Self-Sustainable Skyscraper For Virus Outbreaks

Self-Sustainable Skyscraper For Virus Outbreaks

Honorable Mention 
2021 Skyscraper Competition

Yinan Qin, Bo Wei, Jingting Yan, Chao Xie
China

Since ancient times, humans have coexisted with viruses and plagues which—from the Black Death in the mid-fourteenth century to the raging coronavirus in 2019—threatens humankind’s survival. The relationship between humans and viruses implies and gives birth to a new mode of production and lifestyle. The outbreak of the COVID-19 pandemic has made people pay more attention to public hygiene and laid more stress on the need for isolation space than ever.

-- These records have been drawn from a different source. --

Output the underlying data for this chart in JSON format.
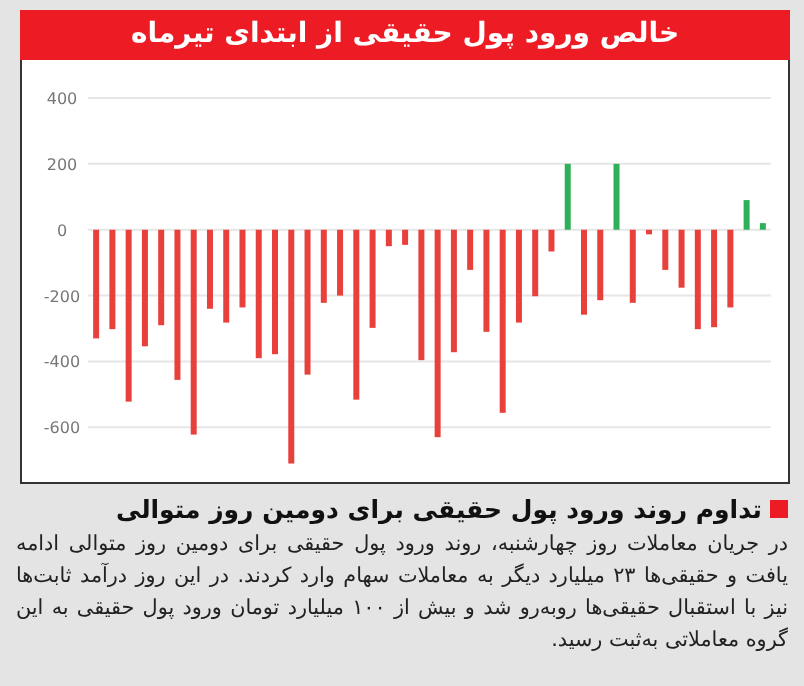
{
  "chart_data": {
    "type": "bar",
    "title": "خالص ورود پول حقیقی از ابتدای تیرماه",
    "annotations": [
      "تداوم روند ورود پول حقیقی برای دومین روز متوالی",
      "در جریان معاملات روز چهارشنبه، روند ورود پول حقیقی برای دومین روز متوالی ادامه یافت و حقیقی‌ها ۲۳ میلیارد دیگر به معاملات سهام وارد کردند. در این روز درآمد ثابت‌ها نیز با استقبال حقیقی‌ها روبه‌رو شد و بیش از ۱۰۰ میلیارد تومان ورود پول حقیقی به این گروه معاملاتی به‌ثبت رسید."
    ],
    "categories": [
      null,
      null,
      null,
      null,
      null,
      null,
      null,
      null,
      null,
      null,
      null,
      null,
      null,
      null,
      null,
      null,
      null,
      null,
      null,
      null,
      null,
      null,
      null,
      null,
      null,
      null,
      null,
      null,
      null,
      null,
      null,
      null,
      null,
      null,
      null,
      null,
      null,
      null,
      null,
      null,
      null,
      null
    ],
    "values": [
      -330,
      -302,
      -522,
      -354,
      -290,
      -456,
      -622,
      -240,
      -282,
      -236,
      -390,
      -378,
      -710,
      -440,
      -222,
      -200,
      -516,
      -298,
      -50,
      -46,
      -396,
      -630,
      -372,
      -122,
      -310,
      -556,
      -282,
      -202,
      -66,
      200,
      -258,
      -214,
      200,
      -222,
      -14,
      -122,
      -176,
      -302,
      -296,
      -236,
      90,
      20
    ],
    "colors": [
      "#e8413c",
      "#e8413c",
      "#e8413c",
      "#e8413c",
      "#e8413c",
      "#e8413c",
      "#e8413c",
      "#e8413c",
      "#e8413c",
      "#e8413c",
      "#e8413c",
      "#e8413c",
      "#e8413c",
      "#e8413c",
      "#e8413c",
      "#e8413c",
      "#e8413c",
      "#e8413c",
      "#e8413c",
      "#e8413c",
      "#e8413c",
      "#e8413c",
      "#e8413c",
      "#e8413c",
      "#e8413c",
      "#e8413c",
      "#e8413c",
      "#e8413c",
      "#e8413c",
      "#2eb05a",
      "#e8413c",
      "#e8413c",
      "#2eb05a",
      "#e8413c",
      "#e8413c",
      "#e8413c",
      "#e8413c",
      "#e8413c",
      "#e8413c",
      "#e8413c",
      "#2eb05a",
      "#2eb05a"
    ],
    "ylim": [
      -760,
      400
    ],
    "yticks": [
      -600,
      -400,
      -200,
      0,
      200,
      400
    ],
    "grid": "y",
    "tick_labels": "y"
  }
}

Based on the premise of the normalization of pandemics, the design features a new mode of human residence under extreme conditions where infectious diseases break out at any time in the future. It’s a fully enclosed three-part modular building. The lower part is a quarantine area for those who contract a virus; the middle part is a virus monitoring area for those who are in an unknown health status, which also serves as a buffer zone for people’s commuting and activities; the upper part is a space of residential units with absolute safety. A vertical structure connects the three parts with a magnetic levitation device, ensuring their functioning and mobility among them in the vertical direction. All people’s traffic and connections go through the health monitoring area in the middle of the building. This buffer zone is a “window of community” fully controllable under extreme conditions. Its height changes according to the number of healthy people, reducing the spread of the virus.

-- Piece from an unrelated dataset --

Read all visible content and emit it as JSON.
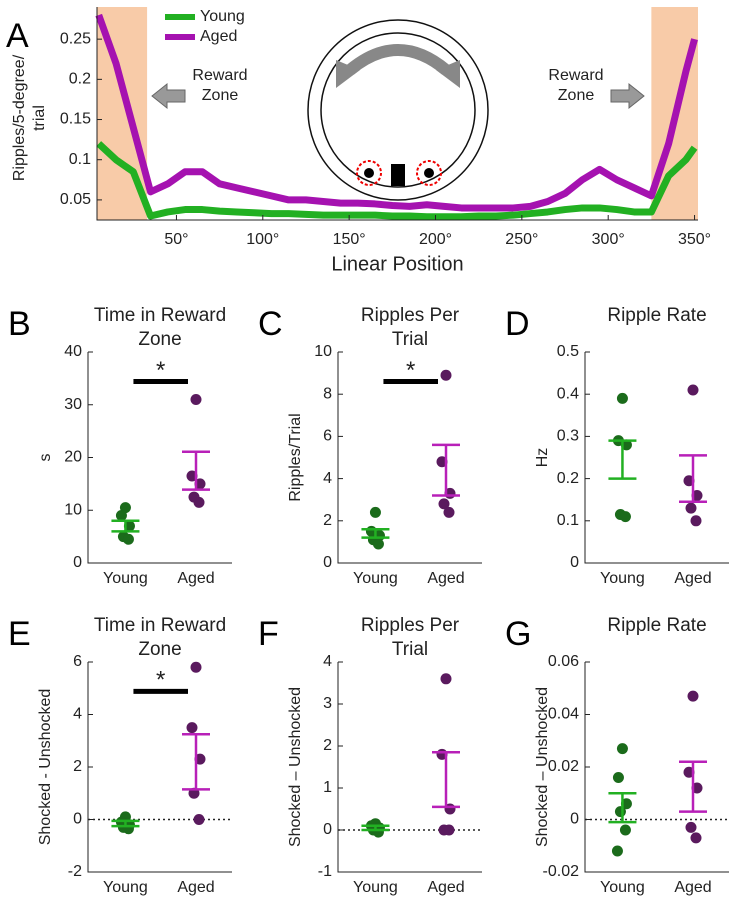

In our vision, people live in a box house where the whole unit is modularized but still, it can be personalized within a certain range. The boxes on each floor can move freely within the range defined by the slide rails, so they could go to different zones. Stacked arches, which not only guides the different traffic paths between the buildings but also implies the memory of the traditional architectural image of the past, form the buffer space in the middle; the flexible paths between buildings move accordingly as the windows slide up and down, presenting a new image of diversified and dynamic architectures in the future.